A system that would provide internet through cellular signal amplification was designed by e-magine at the University of Michigan specifically for rural and remote regions.  The system includes a signal booster, modem with sim card, router, a directional antenna and arduino technology to respond to humidity.  A viable internet connection has not yet been realized but through strategic testing we have targeted specific issues that will be tested out to pinpoint and resolve the problem.  Currently we believe that we need either more height on the antenna or there may be a problem with our signal booster. There is also a general question of what signals can be amplified and if cellular and data signals are fundamentally different and if so, is there a viable signal close enough to be amplified.

Solar thermal has been implemented locally as a means to provide hot water which is currently used only for showers but has the potential to expand.

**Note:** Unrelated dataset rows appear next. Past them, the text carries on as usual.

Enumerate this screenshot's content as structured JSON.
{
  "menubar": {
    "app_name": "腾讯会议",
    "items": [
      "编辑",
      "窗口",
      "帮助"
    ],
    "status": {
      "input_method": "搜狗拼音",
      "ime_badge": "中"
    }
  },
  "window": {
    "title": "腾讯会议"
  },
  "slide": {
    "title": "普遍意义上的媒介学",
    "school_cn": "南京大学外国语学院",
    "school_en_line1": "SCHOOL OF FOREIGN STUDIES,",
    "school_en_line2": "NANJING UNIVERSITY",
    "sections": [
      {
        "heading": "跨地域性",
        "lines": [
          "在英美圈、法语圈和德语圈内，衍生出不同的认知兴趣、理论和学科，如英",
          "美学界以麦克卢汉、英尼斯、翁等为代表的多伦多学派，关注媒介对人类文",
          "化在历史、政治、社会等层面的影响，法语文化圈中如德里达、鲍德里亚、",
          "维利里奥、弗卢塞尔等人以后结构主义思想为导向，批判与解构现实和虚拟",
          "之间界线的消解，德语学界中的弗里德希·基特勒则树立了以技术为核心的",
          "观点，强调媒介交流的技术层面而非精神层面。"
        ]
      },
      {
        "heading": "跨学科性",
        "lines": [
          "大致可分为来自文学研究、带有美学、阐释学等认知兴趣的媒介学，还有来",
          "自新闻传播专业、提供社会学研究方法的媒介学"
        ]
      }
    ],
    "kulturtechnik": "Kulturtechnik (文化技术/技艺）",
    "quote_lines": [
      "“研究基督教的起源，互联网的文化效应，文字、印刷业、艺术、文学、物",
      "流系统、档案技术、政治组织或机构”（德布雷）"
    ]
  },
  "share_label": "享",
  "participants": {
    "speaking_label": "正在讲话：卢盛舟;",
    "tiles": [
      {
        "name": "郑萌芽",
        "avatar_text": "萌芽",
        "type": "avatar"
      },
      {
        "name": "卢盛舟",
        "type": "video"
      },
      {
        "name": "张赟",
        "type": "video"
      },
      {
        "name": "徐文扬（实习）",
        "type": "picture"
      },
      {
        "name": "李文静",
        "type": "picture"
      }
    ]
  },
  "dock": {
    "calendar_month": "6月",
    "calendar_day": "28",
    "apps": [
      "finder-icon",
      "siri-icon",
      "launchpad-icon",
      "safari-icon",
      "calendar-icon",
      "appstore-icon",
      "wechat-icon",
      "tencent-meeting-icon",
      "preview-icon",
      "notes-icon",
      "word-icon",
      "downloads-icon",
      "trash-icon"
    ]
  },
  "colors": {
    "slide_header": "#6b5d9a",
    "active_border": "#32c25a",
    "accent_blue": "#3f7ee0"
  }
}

This year a team of engineering students implemented a bio sand water filter at the site and at other schools in the area.  This is the third year of research and implementation of this filtration system and this year the team seems to have come close to perfecting the system itself. The variable that remains is the question of how well and rigorously the filter will be maintained by the locals.  The desire for clean potable water in the area would suggest the necessary incentive.  Particularly when (like this year) the drinking water is brown, what the locals refer to as chocolate water.

Friday, June 15, 2012


In week four the delays piled up, our team became smaller, yet we managed to get a fair amount accomplished once the materials did arrive to the site.  We poured a bond beam which was already formed, poured two slabs (one on grade and one as a ceiling), two retaining walls, poured the Second tier columns, and laid the brick foundation for the closet. We have begun to work long days (sometimes completing a pour before breakfast) due in part to losing a week because of delays.  The weather continues to be extreme.  Sometimes extremely hot and the mosquitoes continue to be crazy.  This has become somewhat stressful but all in all the quality and work ethic of the 2012 build crew has shown, literally working through the madness to prevail and hammer out lots of work in week four. 

(TOP) We decided to hitch a ride on the back of a materials truck to get from Pocone to the site (3.5 hour drive).  The truck broke down and we spent 6 hours on the side of the road waiting for a mechanic and getting back on the road.

(BOT) The second load of material was sent on a truck that would get stuck at the site and therefore the drive had to dump the sand on top of the gravel.  This was a problem and a fair amount of added labor to sort the sand and gravel.

While I install reinforcement for what is to be a cast in place concrete ceiling Alli and Chris fabricate the cages for the second tier bond beam.  After pouring the Tier one bond be we removed the formwork which we will reuse for the third time to pour the Second tier columns. The bond beam looks great.

While we were waiting for the bond beam to cure to a more solid state the team worked on foundations and retaining walls that would allow us to stage filtration components at different elevations so gravity can move water from station to station.  A foundation for the closet is also integrated into the larger system.  Some pipes are installed in the foundation to allow for us to fish electrical wiring through for the solar pump and float switches which will be installed in a couple weeks.

In one bay of the water tower there will be an enclosed closet at the ground floor.  We have installed a mix of #3 and 4.2 mm rebar as a mesh reinforcement.  I have woven it together in an attempt to create what would be considered a welded wire mesh and have attached the mesh to the bond beam cages prior to pouring the bond beam.  Here we are forming the slab to be poured.

The concrete slab that will act as a ceiling for the closet below and a staging area to service the solar panel is complete.

After allowing for the bond beam and ceiling slab to set we set up the form work which will be used for a third time for the second tier columns which are two meters tall.  Because we can not stake braces to the ground, each column is braced to another to establish square and plumb.